How to detect and protect from carpet bombing attacks

Carpet bombing DDoS attacks are an increasingly common form of cybercrime because they are harder to detect and block than a traditional targeted attack. However, FastNetMon provides powerful configuration options to help you identify and defend your systems.

What is a carpet bomb DDoS attack?

A typical DDoS attack uses hundreds (or thousands) of compromised systems to overload the resources of a specific target. By generating enough network requests, an unprotected system will eventually crash, making it unavailable to legitimate traffic.

A carpet bomb DDoS attack is slightly different. Rather than attack a single endpoint, thousands of requests are directed at a range of addresses or subnets. This approach allows hackers to target hundreds, or even thousands, of endpoints with malicious traffic. Because more endpoints are attacked, the damage caused can be exponentially greater than a regular DDoS attack.

Carpet bomb attacks can be directed at a range of IP addresses belonging to a specific target, overloading a range of services. Alternatively, hackers may attack a broad range of addresses to overload multiple services simultaneously, obfuscating the intended target and making it harder to identify the perpetrator. The collateral damage and costs of these wide-scale attacks can also be exponentially greater.

Carpet bomb DDoS attacks can overwhelm scrubbing facilities used by enterprise-class organisations to process and filter malicious traffic. Where the scrubbing function is outsourced, cloud redirection budgets can be quickly exhausted, leaving the victim unprotected. Unable to accurately detect an attack, alerting and reporting systems cannot respond effectively.

Give me some examples of carpet bomb DDoS attacks

Because they fly ‘under the radar’, carpet bomb attacks are effective against even the most secure companies, like ISPs. Cool Ideas, one of South Africa’s largest ISPs, became the target of one such attack. Over the course of several days, hackers bombarded a range of IP addresses belonging to the ISP – including those used by their customers. Eventually the attack brought down Cool Idea’s connections to other ISPs, preventing any of their customers from accessing the internet.

The technique is so effective that back in 2019, hackers were able to take an entire country offline. Due to low uptake and investment, Liberia had just one undersea fibre connection to the rest of the world at that time. By attacking the country’s two ISPs, criminals were able to overload the connection, effectively cutting Liberia off. Just 6% of the Liberian population use the internet so the effects were relatively moderate – most analysts believe the attack was a proof-of-concept test to measure effectiveness. For the wider IT industry this incident proves the destructive capabilities of DDoS carpet bombing.

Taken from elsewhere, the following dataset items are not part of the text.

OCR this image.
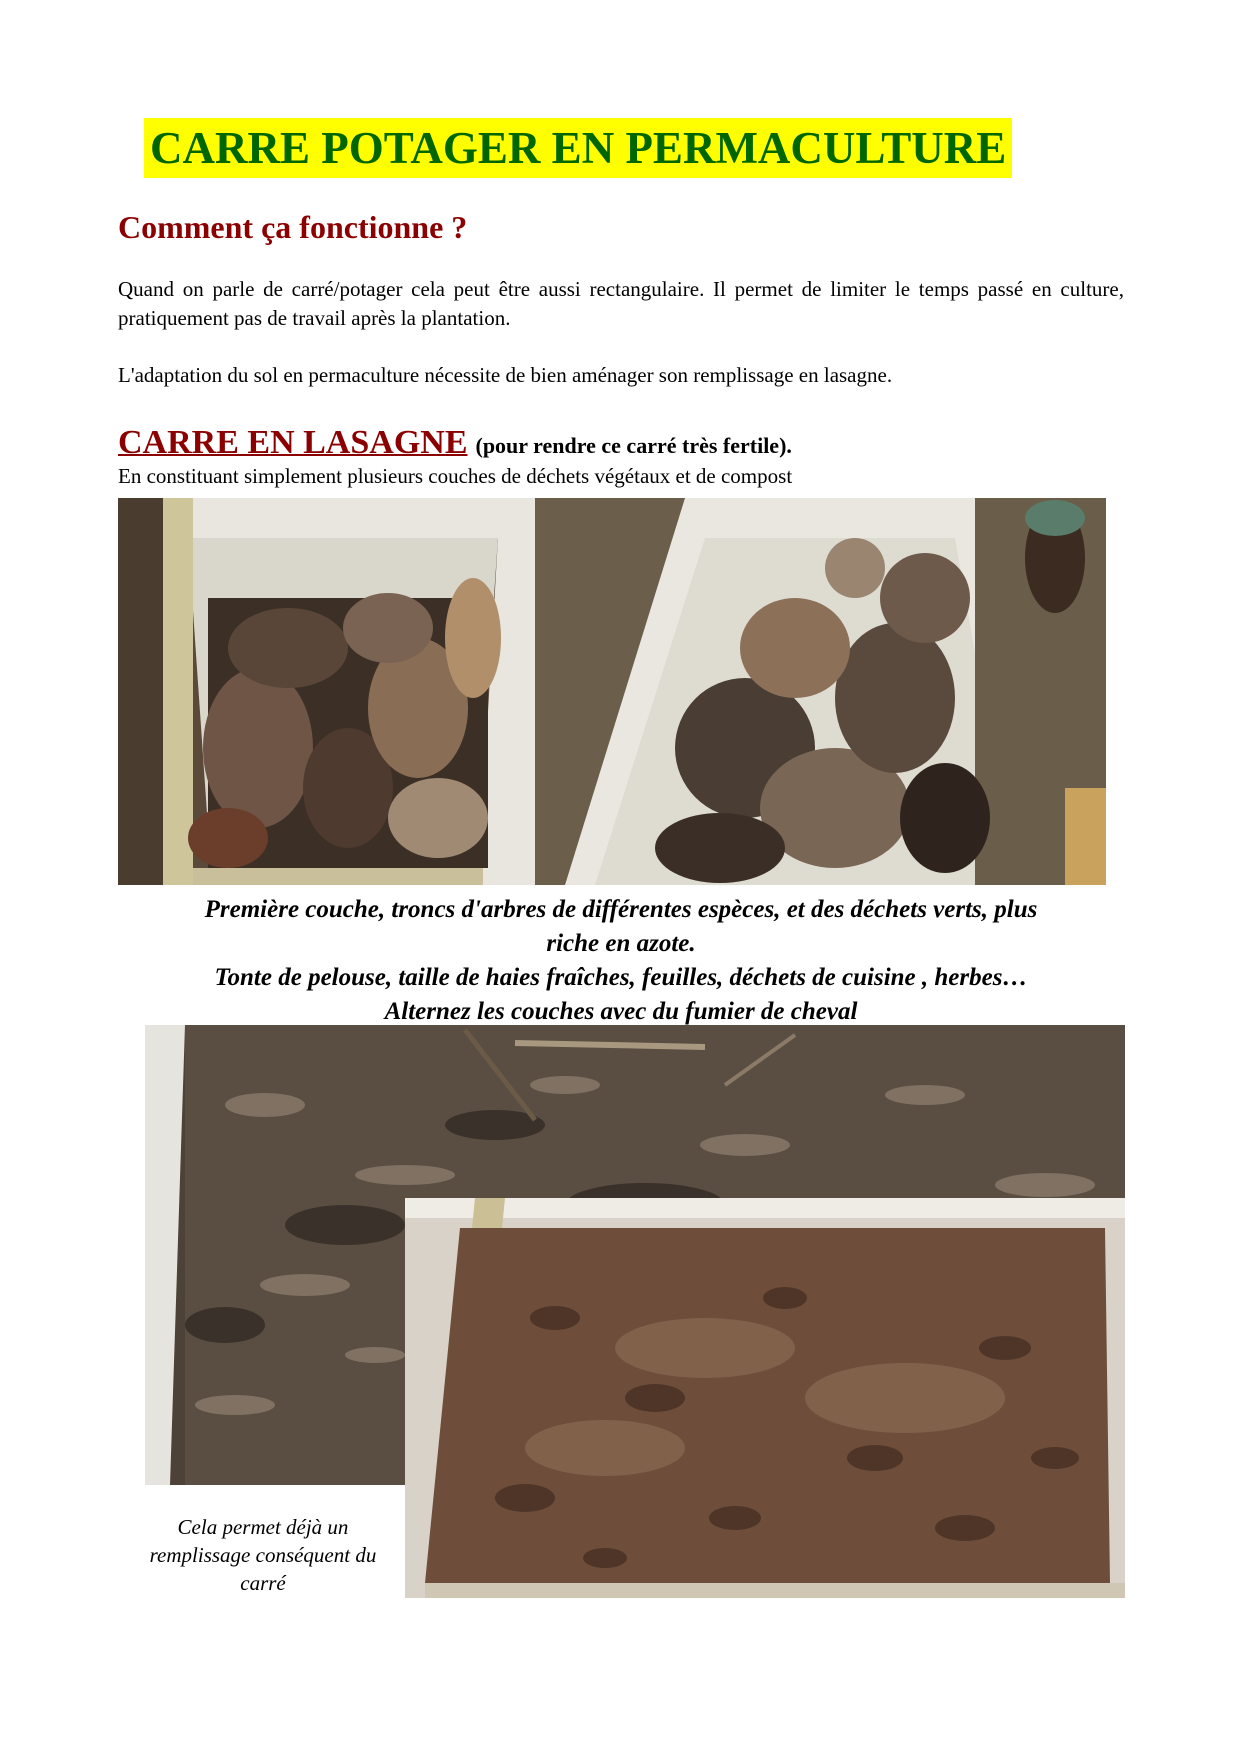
CARRE POTAGER EN PERMACULTURE
Comment ça fonctionne ?
Quand on parle de carré/potager cela peut être aussi rectangulaire. Il permet de limiter le temps passé en culture, pratiquement pas de travail après la plantation.
L'adaptation du sol en permaculture nécessite de bien aménager son remplissage en lasagne.
CARRE EN LASAGNE (pour rendre ce carré très fertile).
En constituant simplement plusieurs couches de déchets végétaux et de compost
Première couche, troncs d'arbres de différentes espèces, et des déchets verts, plus
riche en azote.
Tonte de pelouse, taille de haies fraîches, feuilles, déchets de cuisine , herbes…
Alternez les couches avec du fumier de cheval
Cela permet déjà un
remplissage conséquent du
carré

Why are carpet bombing attacks increasing in frequency?

Hackers are choosing carpet bomb DDoS attacks for several reasons:

  • Attacking a broad range of systems helps to obscure the intended target, ideal for more covert crimes
  • DDoS mitigation systems that operate on a per target address basis can themselves be overloaded if thousands of addresses are targeted
  • Hackers may combine reflection-amplification techniques to maximise their distributed reach and traffic directed at targets
  • By design, carpet bombing DDoS attacks can be quite difficult to detect and mitigate
  • Carpet bombing can be more effective – and damaging – than traditional DDoS attack methods

Why are DDoS carpet bombing attacks hard to defend against?

The main reason why carpet bomb DDoS attacks are so difficult to defend against is the actual design of the attack. By targeting a range of devices, the attack often uses a smaller amount of traffic per host. This reduced level of network traffic tends to be below the detection threshold configured in mitigation systems, meaning that defences are never triggered and that the targeted systems experience performance issues – or crash entirely. The methodology may be slightly different, but the effect of a carpet bombing DDoS attack on network devices is the same as any other DDoS attack. Even if some malicious traffic is detected and blocked by a traditional DDoS mitigation detection system, the majority will still reach its target.

The good news is that FastNetMon can be configured to detect and block distributed denial of service carpet bombing attacks.

Configuring FastNetMon to detect and block carpet bombing DDoS attacks

The key to mitigating carpet bombing attacks with FastNetMon is to properly configure per hostgroup thresholds. This will allow you to calculate total traffic for a number of prefixes and to take custom actions when it reaches a specified value.

You can read more about enabling hostgroup counters in FastNetMon in the developer documentation.

To further assist your security and network engineers, FastNetMon has also developed a Grafana dashboard for monitoring advanced hostgroups traffic, providing at a glance access to key metrics.